Qualche anno fa, nel 2011, mi sono sposata. Poi, a settembre, sono rimasta incinta. Pochi giorni dopo, quando ancora non sapevo che sarei diventata mamma, una mattina ho ricevuto una telefonata in cui mi dicevano che una delle mie migliori amiche era morta. A 31 anni.
Lei era Elisa ed è stata per moltissimo tempo l’unica persona con cui mi sono confidata. Ed è anche stata la ragazza con cui ho riso e mi sono divertita di più. Insieme, abbiamo preparato torte, organizzato feste, giocato a Monopoli, imparato a parcheggiare la macchina. Lei mi chiamava Cordix, storpiando il mio cognome (Cordero), per me lei era semplicemente Eli.

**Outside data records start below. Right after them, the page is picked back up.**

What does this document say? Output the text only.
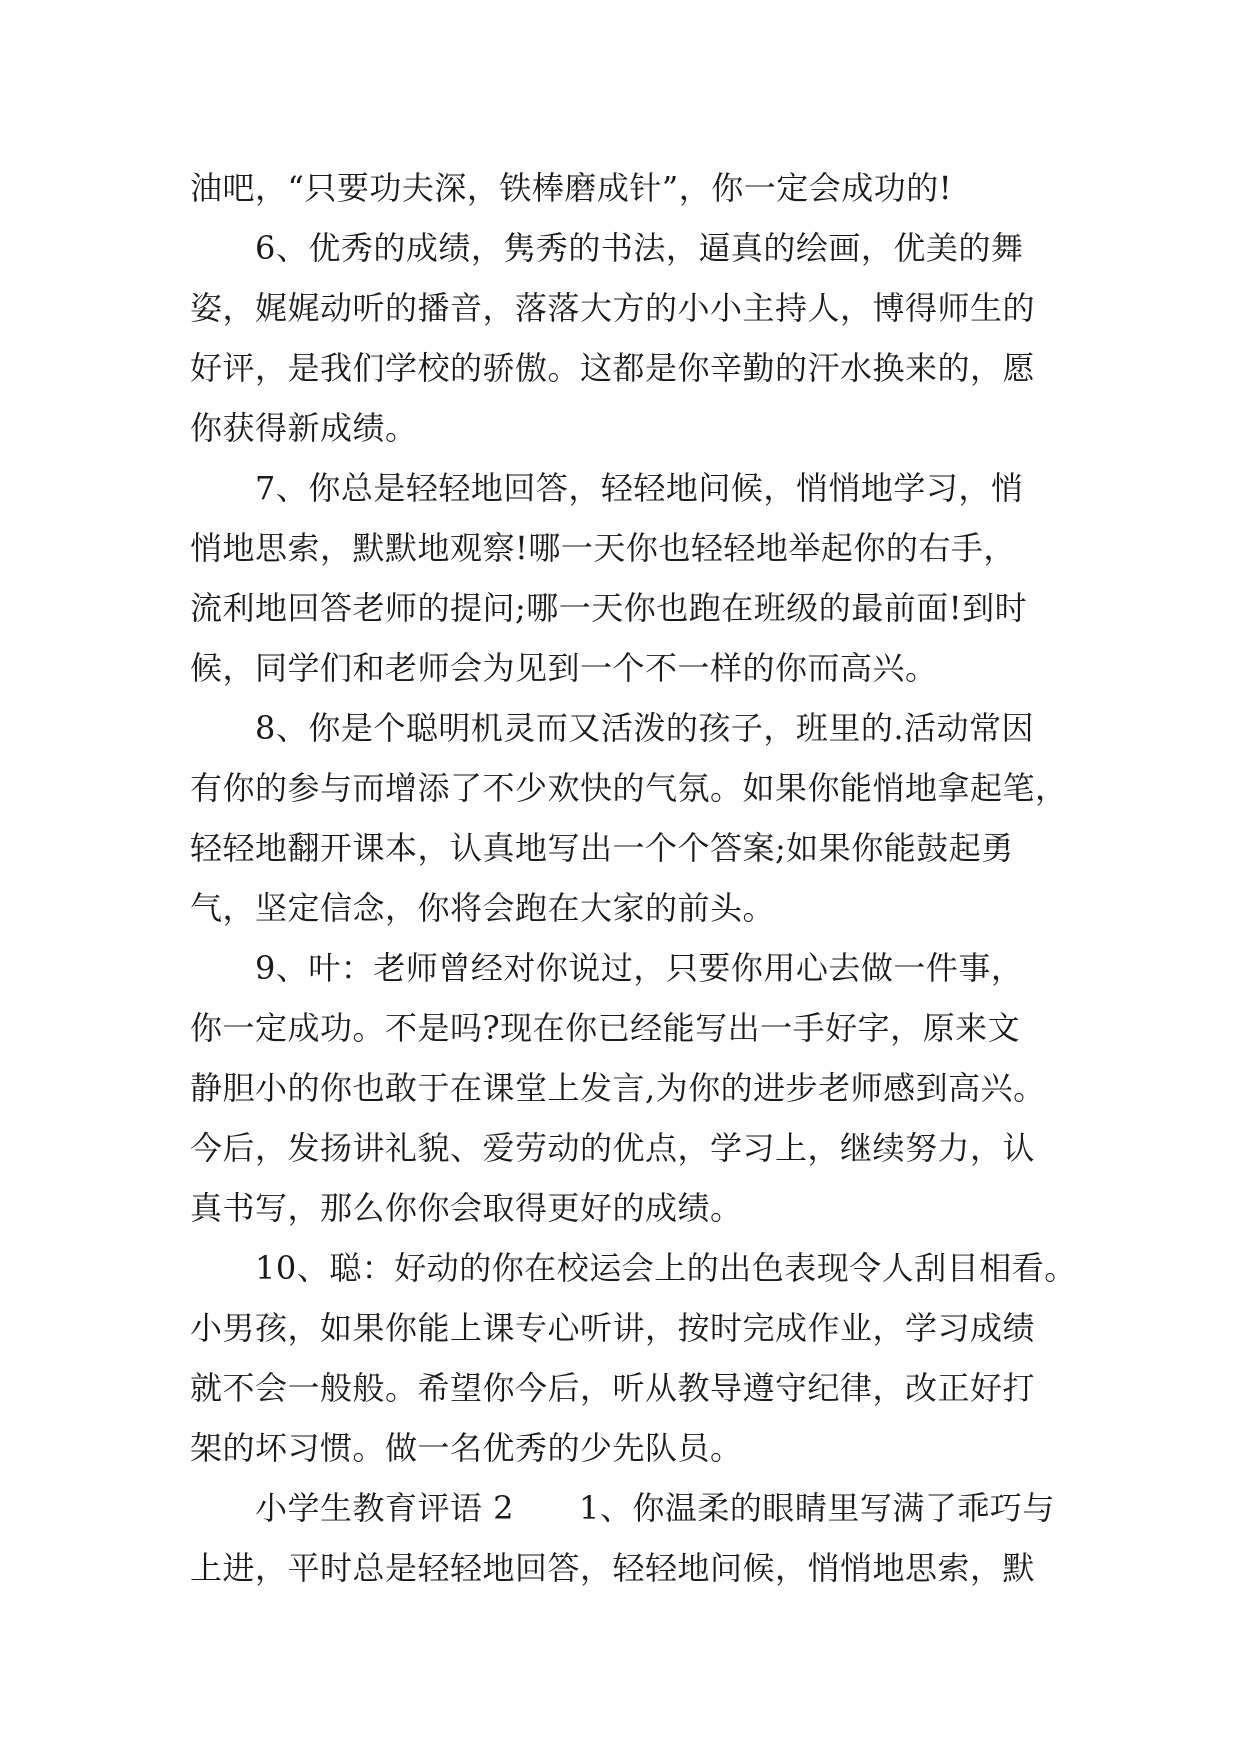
油吧，“只要功夫深，铁棒磨成针”，你一定会成功的!
6、优秀的成绩，隽秀的书法，逼真的绘画，优美的舞
姿，娓娓动听的播音，落落大方的小小主持人，博得师生的
好评，是我们学校的骄傲。这都是你辛勤的汗水换来的，愿
你获得新成绩。
7、你总是轻轻地回答，轻轻地问候，悄悄地学习，悄
悄地思索，默默地观察!哪一天你也轻轻地举起你的右手，
流利地回答老师的提问;哪一天你也跑在班级的最前面!到时
候，同学们和老师会为见到一个不一样的你而高兴。
8、你是个聪明机灵而又活泼的孩子，班里的.活动常因
有你的参与而增添了不少欢快的气氛。如果你能悄地拿起笔，
轻轻地翻开课本，认真地写出一个个答案;如果你能鼓起勇
气，坚定信念，你将会跑在大家的前头。
9、叶：老师曾经对你说过，只要你用心去做一件事，
你一定成功。不是吗?现在你已经能写出一手好字，原来文
静胆小的你也敢于在课堂上发言,为你的进步老师感到高兴。
今后，发扬讲礼貌、爱劳动的优点，学习上，继续努力，认
真书写，那么你你会取得更好的成绩。
10、聪：好动的你在校运会上的出色表现令人刮目相看。
小男孩，如果你能上课专心听讲，按时完成作业，学习成绩
就不会一般般。希望你今后，听从教导遵守纪律，改正好打
架的坏习惯。做一名优秀的少先队员。
小学生教育评语 2　　1、你温柔的眼睛里写满了乖巧与
上进，平时总是轻轻地回答，轻轻地问候，悄悄地思索，默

Quando è morta, ho avuto paura d’impazzire per il dolore. Anzi, non credevo, non volevo credere che se ne fosse andata.
Poi, è passato il tempo, è nata mia figlia (che non a caso ho chiamato Elisa), sono successe tante cose. Sono di nuovo stata felice. Ma il suo ricordo, il pensiero di lei che non c’è più, è una ferita sempre aperta.

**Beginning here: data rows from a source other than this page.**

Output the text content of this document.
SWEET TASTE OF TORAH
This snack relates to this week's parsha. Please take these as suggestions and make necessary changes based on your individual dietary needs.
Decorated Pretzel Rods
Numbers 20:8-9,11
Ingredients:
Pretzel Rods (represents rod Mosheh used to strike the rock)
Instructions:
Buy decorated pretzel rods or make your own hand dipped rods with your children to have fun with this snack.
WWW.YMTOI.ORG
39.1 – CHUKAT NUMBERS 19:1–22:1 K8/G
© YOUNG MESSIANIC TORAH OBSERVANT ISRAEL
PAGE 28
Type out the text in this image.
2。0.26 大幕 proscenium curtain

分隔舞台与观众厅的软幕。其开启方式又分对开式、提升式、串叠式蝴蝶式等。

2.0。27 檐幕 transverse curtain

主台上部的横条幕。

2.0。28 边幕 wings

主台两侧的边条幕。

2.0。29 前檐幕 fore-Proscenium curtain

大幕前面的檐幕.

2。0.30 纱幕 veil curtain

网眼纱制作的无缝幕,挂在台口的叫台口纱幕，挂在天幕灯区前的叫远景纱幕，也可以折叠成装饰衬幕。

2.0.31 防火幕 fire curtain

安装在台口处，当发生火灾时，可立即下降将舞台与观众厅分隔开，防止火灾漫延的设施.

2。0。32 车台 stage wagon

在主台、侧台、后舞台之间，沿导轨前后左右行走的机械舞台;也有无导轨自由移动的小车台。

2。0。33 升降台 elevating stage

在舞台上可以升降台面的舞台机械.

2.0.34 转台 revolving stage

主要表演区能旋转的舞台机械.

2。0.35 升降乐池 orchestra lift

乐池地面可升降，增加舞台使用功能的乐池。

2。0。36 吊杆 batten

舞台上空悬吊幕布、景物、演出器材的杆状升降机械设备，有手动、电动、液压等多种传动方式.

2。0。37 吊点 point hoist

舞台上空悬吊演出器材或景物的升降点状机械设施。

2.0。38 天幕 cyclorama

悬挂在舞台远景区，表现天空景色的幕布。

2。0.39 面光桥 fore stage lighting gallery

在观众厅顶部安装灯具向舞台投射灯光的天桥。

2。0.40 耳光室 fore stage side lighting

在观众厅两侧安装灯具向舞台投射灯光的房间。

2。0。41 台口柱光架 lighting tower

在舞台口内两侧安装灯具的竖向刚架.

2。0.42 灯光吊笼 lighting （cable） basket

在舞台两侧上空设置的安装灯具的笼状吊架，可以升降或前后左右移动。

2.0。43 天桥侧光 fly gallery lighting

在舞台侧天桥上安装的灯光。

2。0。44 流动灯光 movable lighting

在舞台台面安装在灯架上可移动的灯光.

Perché non ha potuto conoscere la mia bambina? Perché non ha potuto a sua volta diventare moglie, o madre, o compagna, o qualsiasi cosa desiderasse per il suo futuro? Perché mi ha abbandonata? Perché non c’è più nessuno che mi chiami Cordix?
Leggendo sul numero 30 di Confidenze l’articolo Si possono cancellare i brutti ricordi?, questa domanda me la sono fatta anch’io.

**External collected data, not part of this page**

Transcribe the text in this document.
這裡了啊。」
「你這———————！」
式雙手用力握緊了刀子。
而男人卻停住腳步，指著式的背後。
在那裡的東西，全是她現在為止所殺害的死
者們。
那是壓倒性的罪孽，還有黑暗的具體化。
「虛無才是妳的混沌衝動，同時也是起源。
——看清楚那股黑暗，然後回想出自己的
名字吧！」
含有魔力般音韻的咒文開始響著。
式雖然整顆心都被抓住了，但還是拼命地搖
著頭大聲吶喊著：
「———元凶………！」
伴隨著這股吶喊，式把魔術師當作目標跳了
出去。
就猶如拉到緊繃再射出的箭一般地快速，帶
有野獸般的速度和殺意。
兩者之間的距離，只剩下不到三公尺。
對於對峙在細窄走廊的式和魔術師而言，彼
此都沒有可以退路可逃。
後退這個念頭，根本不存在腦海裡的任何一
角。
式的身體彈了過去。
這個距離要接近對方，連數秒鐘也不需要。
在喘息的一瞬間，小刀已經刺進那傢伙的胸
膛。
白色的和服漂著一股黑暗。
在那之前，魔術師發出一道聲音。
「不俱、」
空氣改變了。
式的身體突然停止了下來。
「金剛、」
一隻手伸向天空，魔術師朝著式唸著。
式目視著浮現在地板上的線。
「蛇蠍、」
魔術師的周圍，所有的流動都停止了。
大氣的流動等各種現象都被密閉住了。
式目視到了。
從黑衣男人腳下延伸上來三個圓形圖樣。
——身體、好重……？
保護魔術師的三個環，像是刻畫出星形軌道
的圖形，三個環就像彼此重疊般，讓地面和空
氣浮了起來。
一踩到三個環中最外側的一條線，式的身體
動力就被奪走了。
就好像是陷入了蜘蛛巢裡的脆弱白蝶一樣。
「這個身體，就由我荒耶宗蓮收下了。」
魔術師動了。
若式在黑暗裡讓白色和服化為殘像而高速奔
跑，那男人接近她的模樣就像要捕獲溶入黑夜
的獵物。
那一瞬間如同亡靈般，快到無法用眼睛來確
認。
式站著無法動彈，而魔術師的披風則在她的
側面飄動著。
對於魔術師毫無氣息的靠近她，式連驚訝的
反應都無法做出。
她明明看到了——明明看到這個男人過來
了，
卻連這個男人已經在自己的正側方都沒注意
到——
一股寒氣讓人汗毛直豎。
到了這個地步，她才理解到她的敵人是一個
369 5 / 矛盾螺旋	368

Nell’articolo, si parla di una teoria interessante che lo psicoterapeuta Giulio Cesare Giacobbe spiega anche nel libro Come cambiare il proprio passato con il trapianto di memoria (Mondadori, 16 euro). Una teoria secondo la quale sarebbe possibile intervenire sui ricordi che ci fanno male per sostituirli con immagini meno dolorose.
Voi sareste disposte a dire addio ai vostri ricordi più difficili? Io no. Sembrerà strano, ma ogni tanto voglio ancora distruggermi l’anima pensando alla mia amata amica Elisa.